During the Monday night Presidential Debate, Donald Trump was asked by moderator Lester Holt about the controversial stop-and-frisk technique which the GOP nominee has shown some support for over the past several weeks.

However instead of distancing himself from the topic, Trump instead dug himself a bigger hole when he first mentioned the successes behind it in New York City and whether or not it was ruled unconstitutional in the Big Apple.

The fact is stop-and-frisk did little to reduce the number of shootings within New York City according to DNAInfo.com:

Between 2009 and 2011, the number of people shot in New York climbed from 1,727 to 1,821 even as the NYPD was ratcheting up the number of people it rousted from 510,742 in 2009 to the record 685,724, the statistics showed.
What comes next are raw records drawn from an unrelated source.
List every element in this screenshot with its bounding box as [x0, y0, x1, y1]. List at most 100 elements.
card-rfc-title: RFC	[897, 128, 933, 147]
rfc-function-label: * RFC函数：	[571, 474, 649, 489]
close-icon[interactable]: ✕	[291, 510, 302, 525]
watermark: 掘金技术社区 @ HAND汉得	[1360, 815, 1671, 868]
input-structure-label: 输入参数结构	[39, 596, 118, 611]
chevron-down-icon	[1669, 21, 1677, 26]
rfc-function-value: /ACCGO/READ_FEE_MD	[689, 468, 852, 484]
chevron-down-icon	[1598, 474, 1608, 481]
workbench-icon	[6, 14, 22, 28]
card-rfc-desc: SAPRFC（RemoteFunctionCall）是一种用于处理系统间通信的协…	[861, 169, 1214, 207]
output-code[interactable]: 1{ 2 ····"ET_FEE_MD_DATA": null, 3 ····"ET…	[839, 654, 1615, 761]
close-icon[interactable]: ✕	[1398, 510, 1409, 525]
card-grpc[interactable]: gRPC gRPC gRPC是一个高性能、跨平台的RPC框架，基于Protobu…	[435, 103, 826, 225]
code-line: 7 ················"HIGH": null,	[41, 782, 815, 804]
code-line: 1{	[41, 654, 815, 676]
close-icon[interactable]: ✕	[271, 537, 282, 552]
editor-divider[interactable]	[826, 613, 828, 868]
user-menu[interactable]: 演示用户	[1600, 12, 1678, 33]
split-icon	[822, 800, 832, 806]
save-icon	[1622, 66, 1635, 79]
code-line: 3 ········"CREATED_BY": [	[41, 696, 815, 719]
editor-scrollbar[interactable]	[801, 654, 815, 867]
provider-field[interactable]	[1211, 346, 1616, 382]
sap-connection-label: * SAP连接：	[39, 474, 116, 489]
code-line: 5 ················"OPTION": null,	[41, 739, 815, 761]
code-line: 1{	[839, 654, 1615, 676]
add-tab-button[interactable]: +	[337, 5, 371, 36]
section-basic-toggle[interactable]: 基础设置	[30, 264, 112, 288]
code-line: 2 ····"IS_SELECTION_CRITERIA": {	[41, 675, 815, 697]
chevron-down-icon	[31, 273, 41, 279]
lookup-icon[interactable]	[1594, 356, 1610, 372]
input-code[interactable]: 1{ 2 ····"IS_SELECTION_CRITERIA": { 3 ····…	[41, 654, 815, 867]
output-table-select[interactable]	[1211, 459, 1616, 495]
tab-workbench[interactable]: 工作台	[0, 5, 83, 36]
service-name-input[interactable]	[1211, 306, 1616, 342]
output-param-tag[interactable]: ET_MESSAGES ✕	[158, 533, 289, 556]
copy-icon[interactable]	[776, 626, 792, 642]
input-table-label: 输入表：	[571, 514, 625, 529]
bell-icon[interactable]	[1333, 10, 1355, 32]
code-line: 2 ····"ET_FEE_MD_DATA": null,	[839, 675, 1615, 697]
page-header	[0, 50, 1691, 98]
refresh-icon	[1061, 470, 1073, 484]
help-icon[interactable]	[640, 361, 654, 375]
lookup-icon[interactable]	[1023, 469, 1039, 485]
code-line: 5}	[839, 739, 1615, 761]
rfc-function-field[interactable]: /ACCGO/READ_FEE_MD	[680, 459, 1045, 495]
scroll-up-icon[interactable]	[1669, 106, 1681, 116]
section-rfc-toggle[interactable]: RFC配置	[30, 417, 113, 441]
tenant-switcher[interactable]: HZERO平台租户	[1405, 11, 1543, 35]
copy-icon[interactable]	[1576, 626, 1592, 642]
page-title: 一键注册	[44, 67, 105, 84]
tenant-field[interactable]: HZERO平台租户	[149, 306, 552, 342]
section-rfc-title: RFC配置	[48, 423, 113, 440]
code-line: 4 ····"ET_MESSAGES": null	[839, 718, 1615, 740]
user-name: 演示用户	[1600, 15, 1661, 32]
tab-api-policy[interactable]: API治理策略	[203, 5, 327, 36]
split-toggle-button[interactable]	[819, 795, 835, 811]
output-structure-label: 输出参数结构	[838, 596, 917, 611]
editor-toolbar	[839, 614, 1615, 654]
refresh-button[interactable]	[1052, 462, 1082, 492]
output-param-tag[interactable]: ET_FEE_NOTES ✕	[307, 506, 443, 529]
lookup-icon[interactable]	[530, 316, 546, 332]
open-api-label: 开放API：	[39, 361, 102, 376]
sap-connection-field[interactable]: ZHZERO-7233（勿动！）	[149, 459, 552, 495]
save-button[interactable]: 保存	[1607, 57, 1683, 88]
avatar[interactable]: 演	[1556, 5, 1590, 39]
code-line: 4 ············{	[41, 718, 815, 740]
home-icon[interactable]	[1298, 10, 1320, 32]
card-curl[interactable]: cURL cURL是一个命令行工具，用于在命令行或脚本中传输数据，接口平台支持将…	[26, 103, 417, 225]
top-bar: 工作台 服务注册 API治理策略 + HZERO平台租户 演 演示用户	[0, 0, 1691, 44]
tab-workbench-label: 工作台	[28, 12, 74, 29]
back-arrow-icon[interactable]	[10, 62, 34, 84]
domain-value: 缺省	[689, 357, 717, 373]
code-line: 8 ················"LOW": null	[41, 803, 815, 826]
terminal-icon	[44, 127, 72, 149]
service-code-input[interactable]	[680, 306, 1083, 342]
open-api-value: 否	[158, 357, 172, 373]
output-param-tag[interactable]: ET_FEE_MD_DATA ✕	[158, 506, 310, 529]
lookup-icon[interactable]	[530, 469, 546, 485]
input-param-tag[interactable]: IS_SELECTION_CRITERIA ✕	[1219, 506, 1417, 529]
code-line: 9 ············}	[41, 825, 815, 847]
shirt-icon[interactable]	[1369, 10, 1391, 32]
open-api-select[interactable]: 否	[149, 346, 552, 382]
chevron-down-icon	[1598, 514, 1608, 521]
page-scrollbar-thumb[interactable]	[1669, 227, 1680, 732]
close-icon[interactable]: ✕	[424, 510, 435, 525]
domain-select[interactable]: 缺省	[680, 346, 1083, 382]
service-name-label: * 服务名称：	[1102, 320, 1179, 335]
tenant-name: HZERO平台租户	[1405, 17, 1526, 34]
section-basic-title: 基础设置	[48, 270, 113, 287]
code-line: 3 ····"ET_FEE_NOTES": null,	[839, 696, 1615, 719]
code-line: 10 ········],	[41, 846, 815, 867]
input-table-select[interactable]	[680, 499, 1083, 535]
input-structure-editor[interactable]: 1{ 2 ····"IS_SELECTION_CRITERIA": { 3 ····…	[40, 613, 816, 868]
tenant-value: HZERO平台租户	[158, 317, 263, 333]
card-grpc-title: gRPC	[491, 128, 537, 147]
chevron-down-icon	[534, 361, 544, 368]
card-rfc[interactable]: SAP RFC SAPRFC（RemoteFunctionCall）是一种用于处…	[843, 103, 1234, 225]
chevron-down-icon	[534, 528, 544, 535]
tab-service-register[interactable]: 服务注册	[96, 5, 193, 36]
A similar pattern of rising shootings and escalating stop-and-frisks occurred from 2004 through 2006. During those years, the NYPD stop-and-frisks jumped 70 percent, from 313,523 to 506,491, but the number of shooting victims rose about 7 percent, from 1,777 to 1,880.

During Bloomberg’s first five years in office, the number of stops and frisks went up five fold, from 97,296 in 2002 to 506,491 in 2006. But the numbers of shootings and victims — 1,556 and 1,880, respectively — remained about the same since he and Kelly started.

Then during the exchange on tonight’s debate, a NYPD spokesman tweeted this out:

Needless to say and despite Trump’s bumbling on the subject the notion of stop-and-frisk was deemed unconstitutional and for good reason. It is an undoubted violation against the fourth amendment which protects American citizens against an illegal search and seizure. And that’s not even considering the tremendous racial profiling that occurs when this absurd policy is in place.